Des images de l'AFPTV ont montré des personnes retournant dans la banlieue sud de la capitale libanaise, particulièrement ciblée ces dernières semaines, certaines agitant le drapeau jaune du Hezbollah ou portant des portraits de son ancien chef, Hassan Nasrallah, tué par Israël en 2024.

"Nous sommes fatigués de la guerre et nous voulons la sécurité et la paix", a dit à l'AFP à Beyrouth Jamal Chehab, une femme au foyer de 61 ans, saluant l'accord de trêve.

Mais quelques heures plus tard, l'armée libanaise a évoqué "un certain nombre de violations de l'accord, plusieurs actes d'agression israéliens ayant été recensés, sans compter les bombardements sporadiques qui ont touché plusieurs villages". Elle a appelé les personnes déplacées par les combats à s'abstenir de retourner immédiatement dans le sud du Liban.

L'armée israélienne a averti qu'elle maintenait son déploiement terrestre dans cette région, et a demandé à la population de ne pas revenir sur la rive sud du fleuve Litani.

Malgré ces mises en garde, des journalistes de l'AFP ont vu des embouteillages monstres se former au nord du Litani, motocyclistes et automobilistes patientant pendant des heures pour pouvoir franchir le dernier pont, lourdement endommagé par un bombardement israélien, reliant le sud du Liban au reste du pays.
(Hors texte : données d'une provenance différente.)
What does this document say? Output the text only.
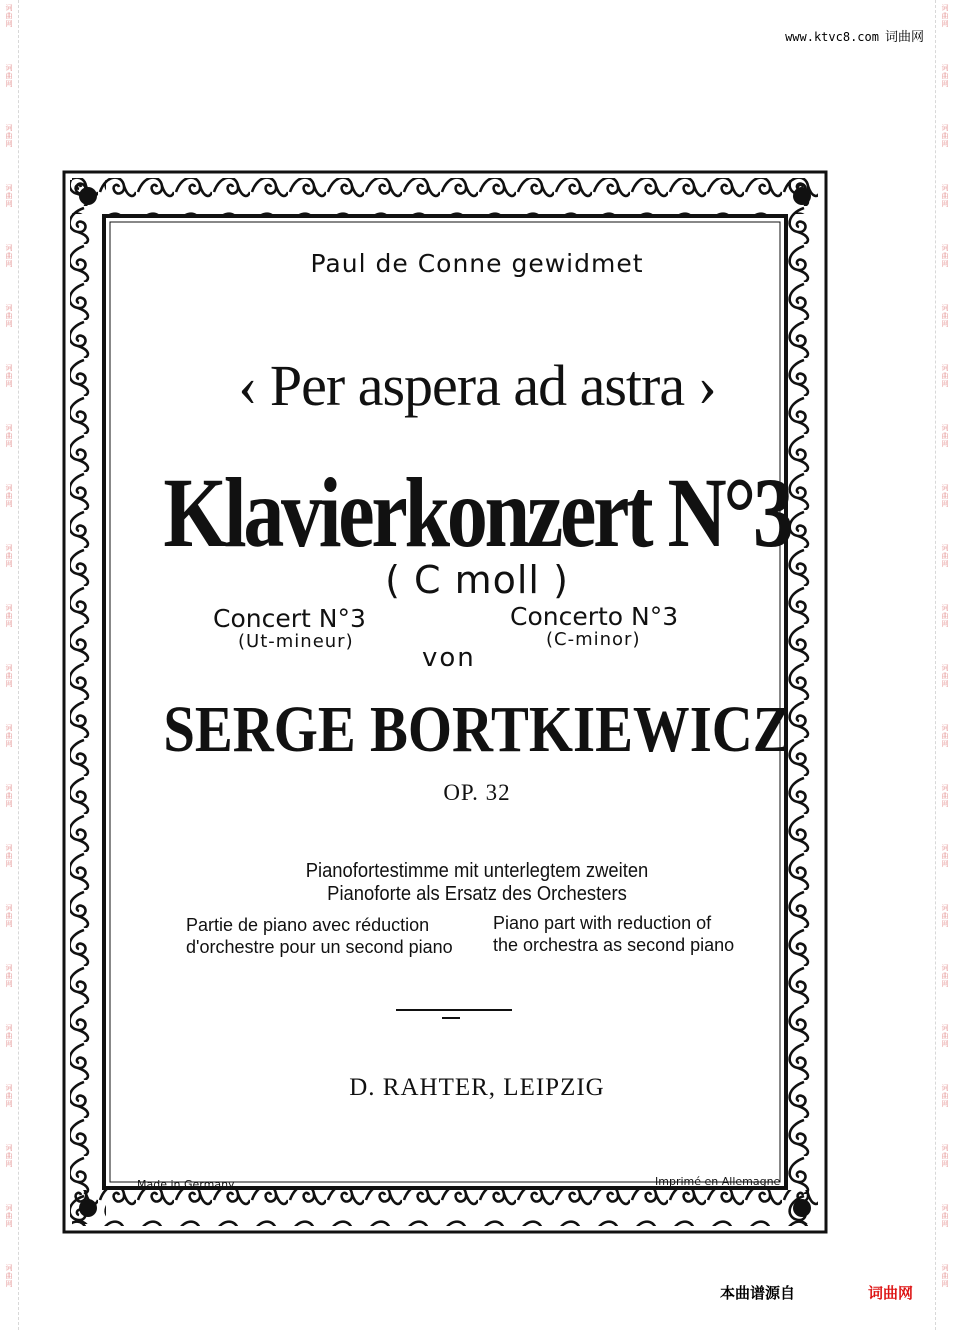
词
曲
网
词
曲
网
词
曲
网
词
曲
网
词
曲
网
词
曲
网
词
曲
网
词
曲
网
词
曲
网
词
曲
网
词
曲
网
词
曲
网
词
曲
网
词
曲
网
词
曲
网
词
曲
网
词
曲
网
词
曲
网
词
曲
网
词
曲
网
词
曲
网
词
曲
网
词
曲
网
词
曲
网
词
曲
网
词
曲
网
词
曲
网
词
曲
网
词
曲
网
词
曲
网
词
曲
网
词
曲
网
词
曲
网
词
曲
网
词
曲
网
词
曲
网
词
曲
网
词
曲
网
词
曲
网
词
曲
网
词
曲
网
词
曲
网
词
曲
网
词
曲
网
www.ktvc8.com 词曲网
Paul de Conne gewidmet
‹ Per aspera ad astra ›
Klavierkonzert N°3
( C moll )
Concert N°3
(Ut-mineur)
Concerto N°3
(C-minor)
von
SERGE BORTKIEWICZ
OP. 32
Pianofortestimme mit unterlegtem zweiten
Pianoforte als Ersatz des Orchesters
Partie de piano avec réduction
d'orchestre pour un second piano
Piano part with reduction of
the orchestra as second piano
D. RAHTER, LEIPZIG
Made in Germany	Imprimé en Allemagne
本曲谱源自	词曲网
Le Hezbollah a pour sa part annoncé avoir "bombardé un rassemblement de soldats israéliens près de la ville de Khiam", dans le sud-est du Liban, "en réponse à la violation du cessez-le-feu par l'armée d'occupation".

L'Agence nationale d'information (Ani, officielle) a rapporté des bombardements contre cette localité et le village voisin de Debbine, ainsi que d'"intenses activités de drones" dans la même région.

Donald Trump a annoncé jeudi qu'Israël et le Liban s'étaient mis d'accord sur un cessez-le-feu de dix jours, ajoutant qu'il s'efforçait d'organiser la toute première rencontre à la Maison Blanche entre le président du Liban Joseph Aoun et le Premier ministre israélien Benjamin Netanyahu.